Well, all the above criteria apply. It's important for mainstream authors to write material for reluctant readers. This confers status on their material - 'We're reading Anthony Masters'… 'So are we!' Kids have to want to read. Therefore, the person who's done most to motivate reluctant readers in recent years is JK Rowling. The people, we find, who write best for reluctant readers are often the people in closest contact with that readership and are prepared to write for their audience, rather than for themselves.


10. Lindsey Fraser, of Scottish Book Trust, has described you both as "a wonderful aberration in the world of children's books", going on to speak enthusiastically of your "action-packed events at the Edinburgh International Book Festival". What has been the most memorable of your 'event' experiences.

OrderWe can't put that out on the web! Anyone wishing the full details will have to catch us late at night and ply us with beer…! We did enjoy doing 'Shakespeare's Ghostwriter' at the Oxford Union, where, under the painted gaze of luminaries and amid the shades of politicians and princes, we had three hundred and fifty kids jumping up, spinning round and sneezing every time we said the word 'Macbeth'. (We said it a lot.)

[This is the American edition of Star Bores, but available through Amazon's UK site.]


11. Does being joint-authors present any pecuniary problems. For example, I imagine your fee for school events is higher than it would be if you were just one person, and therefore might deter bookings. Equally, the advance and royalties from publishers have to be divided between two people.

Not necessarily. We have heard of others who are very expensive all by themselves! Transportation costs are usually no higher than for a single person, and in a workshop situation we can spend more time one on one with the kids. Our fees have to reflect the time we lose for writing by attending events - but we are trying not to put ourselves beyond the financial reach of anyone who wants us to visit. As for advances and royalties…true - but we probably do twice the work of most single authors!

12. Coming back to the Vernon Bright series... How did you ensure that the 'science' was correct (for example the ideas contained in Chapter 5, 'A Can of Wormholes') or are you both science boffins?

Well, we've got our GCSEs and we watch Horizon, so we thought we were pretty clued up. Our editor wasn't so sanguine, and called in Trevor Day, who read Magnetic Banana and then sent us a nine-paged single-spaced fax which began…'Did you know there are eight different types of magnetism?…' Since then, we've been very thorough in our research - or we've chosen subjects like gravitons, which even scientists aren't sure about!


13. The Mad Myths series is illustrated by Tony Ross and you've got a great cartoon-style illustrator, Geo Parkin, for this series. Is it important for you that the illustrators get things right?

Emphatically, yes! Tony can produce images of incredible immediacy and vitality with a few brush strokes, and Geo adds ideas to our text that we wish we'd thought of ourselves.
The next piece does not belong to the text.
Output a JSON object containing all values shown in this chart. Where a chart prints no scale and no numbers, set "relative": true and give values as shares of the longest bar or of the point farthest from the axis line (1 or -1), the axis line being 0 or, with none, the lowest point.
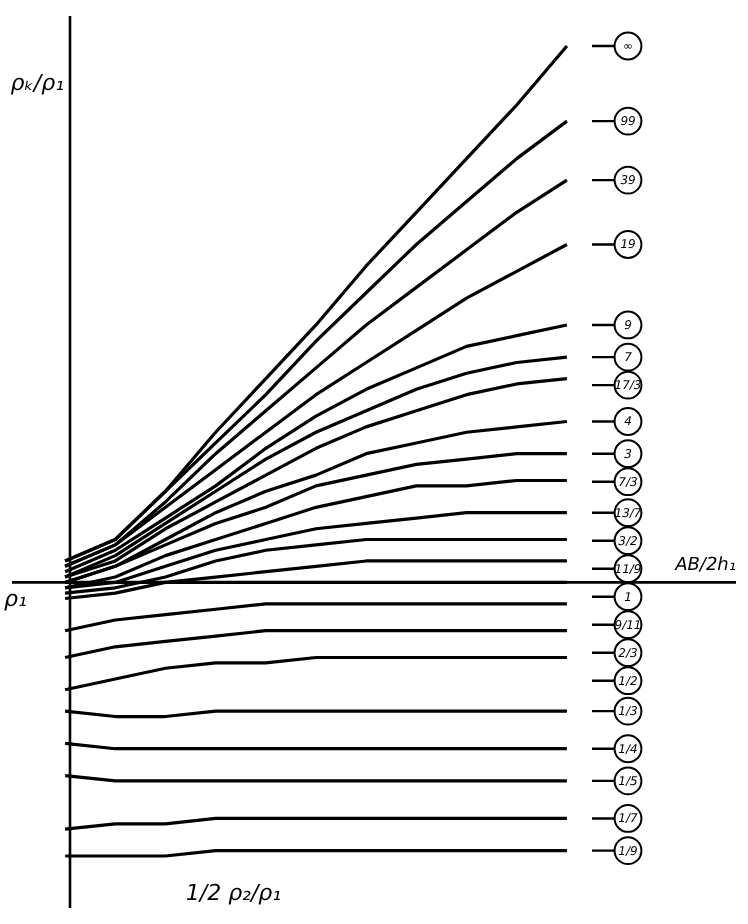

14. Your first two books -- I Fell In Love With a Leather Jacket and In Love With an Urban Gorilla -- were comprised of letters exchanged between Sammy and her pen-pal Camille. Was one of you Sammy and the other Camille? [see footnote]

Yes. Barlow wrote the Sammy letters and Skidmore says he wrote the letters from Camille….hang on a minute, there aren't actually any letters from Camille to Sammy in the books…Skidmore, come here! I want a word…


15. The 'Lost Diary' series is not exclusively by you. Did this change the way you wrote?

No. We helped formulate the series, and we always varied our text with a mixture of diary entries, newspaper clippings, postcards, advertisements and other fake regalia, which other writers didn't adopt.


FOOTNOTE to Q14 - The letters in I Fell In Love With a Leather Jacket and its sequel are all from Sammy. These two titles were published before ACHUKA began to review children's books and Q14, we're ashamed to say, was based on a lazy reading of the jacket blurb. The reply, however, was too entertaining to edit out!